Students and families will see a different measure of their ability to pay for college, and they will experience a change in the methodology used to determine aid.
- The formula for calculating the Student Aid Index (SAI) is COA – SAI = financial need.
- The new need-analysis formula:
- removes the number of family members in college from the calculation,
- allows a minimum SAI of -$1,500,
- implements separate eligibility determination criteria for Federal Pell Grants based on federal poverty levels and family size.
- Child support received will be included in assets and not as untaxed income.
- Families who own a small business/farm that also serves as a primary residence will now have assets of that business/farm considered in their need-analysis calculation.
- The number of questions will be reduced, and the application will maximize the use of previously collected data.
- Students will be able to list up to 20 schools on their FAFSA via the online application.
- The Student Aid Index (SAI) will replace the Expected Family Contribution (EFC).
- The Cost of Attendance (COA) is the starting point for calculating financial need. COA includes direct costs (charges for which the university bills you directly) and estimated indirect costs (living expenses) to fund educational expenses for a year.

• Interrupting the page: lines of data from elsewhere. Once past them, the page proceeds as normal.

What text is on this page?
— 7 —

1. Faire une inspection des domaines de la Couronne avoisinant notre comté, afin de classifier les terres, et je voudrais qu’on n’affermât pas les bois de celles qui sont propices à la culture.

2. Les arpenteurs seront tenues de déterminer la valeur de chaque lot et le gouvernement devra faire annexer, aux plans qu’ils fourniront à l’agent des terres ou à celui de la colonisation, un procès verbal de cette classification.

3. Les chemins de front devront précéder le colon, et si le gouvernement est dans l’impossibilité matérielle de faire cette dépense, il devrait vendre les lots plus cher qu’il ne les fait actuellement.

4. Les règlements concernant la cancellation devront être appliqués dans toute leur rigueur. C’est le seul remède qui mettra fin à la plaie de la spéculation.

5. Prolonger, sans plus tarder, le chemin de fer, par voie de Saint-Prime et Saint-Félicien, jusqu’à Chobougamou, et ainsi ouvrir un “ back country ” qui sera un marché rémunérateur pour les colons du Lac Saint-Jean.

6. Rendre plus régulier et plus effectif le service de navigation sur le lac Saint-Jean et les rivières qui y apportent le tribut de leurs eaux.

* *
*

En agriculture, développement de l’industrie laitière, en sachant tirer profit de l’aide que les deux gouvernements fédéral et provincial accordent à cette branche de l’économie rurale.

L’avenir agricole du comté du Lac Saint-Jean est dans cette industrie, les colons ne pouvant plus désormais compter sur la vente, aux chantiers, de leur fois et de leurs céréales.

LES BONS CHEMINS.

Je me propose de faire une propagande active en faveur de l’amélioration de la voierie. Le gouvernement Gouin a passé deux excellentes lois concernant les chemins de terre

- Ward of the courts, youth in foster care at any time since the age of 13, homeless, and unaccompanied youth—as well as applicants who cannot provide parental information—will be able to complete the form with a provisional independent student determination and receive a calculated SAI.
- Anyone asked to provide information on the aid application—student, spouse, student’s parent(s) and/or stepparents(s)—is called a “contributor” to the application.
- Students, spouses, parents, and stepparents (contributors) will now need to provide their consent to provide their Federal Tax Information (FTI) in the new Consent to Retrieve and Disclose Federal Tax Information section of the FAFSA for federal student aid eligibility.
- Direct data sharing with the IRS will replace what is currently known as the IRS Data Retrieval Tool (DRT).
- If any contributor to the FAFSAdoes not provide consent, submission of the application will still be allowed. However, a Student Aid Index (SAI) will not be calculated.
- The Custodial Parent on your FAFSA will be the parent(s) who provided you with more financial support, instead of the parent(s) with whom you lived more during the past 12 months.
- There will be two-step verification and all FAFSA contributors must have an FSA ID to log into the online application. There will be a new process to get an FSA ID for parents and spouses without a Social Security number.
- Applicants will be asked to report their sex, race, and ethnicity on the FAFSA itself, but students will be offered a choice of “Prefer Not to Answer.” Schools and state agencies won’t see responses to these questions on the FAFSA.
The FAFSA Simplification Act represents a significant update of the processes and systems used to award federal student aid starting with the 2024–25 award year. This includes the FAFSA, need analysis, and many policies and procedures for schools that participate in federal student aid programs.
The FAFSA Simplification Act was signed into law in 2020 and is the first major redesign of the FAFSA application and aid process in over 40 years. The Act represents the overhaul of federal student aid, including the FAFSA application, federal methodology used to determine need, identification of the parent participants in the aid process, updating key terms and definitions related to aid processes, and updating the policies for schools that participate in the Title IV programs.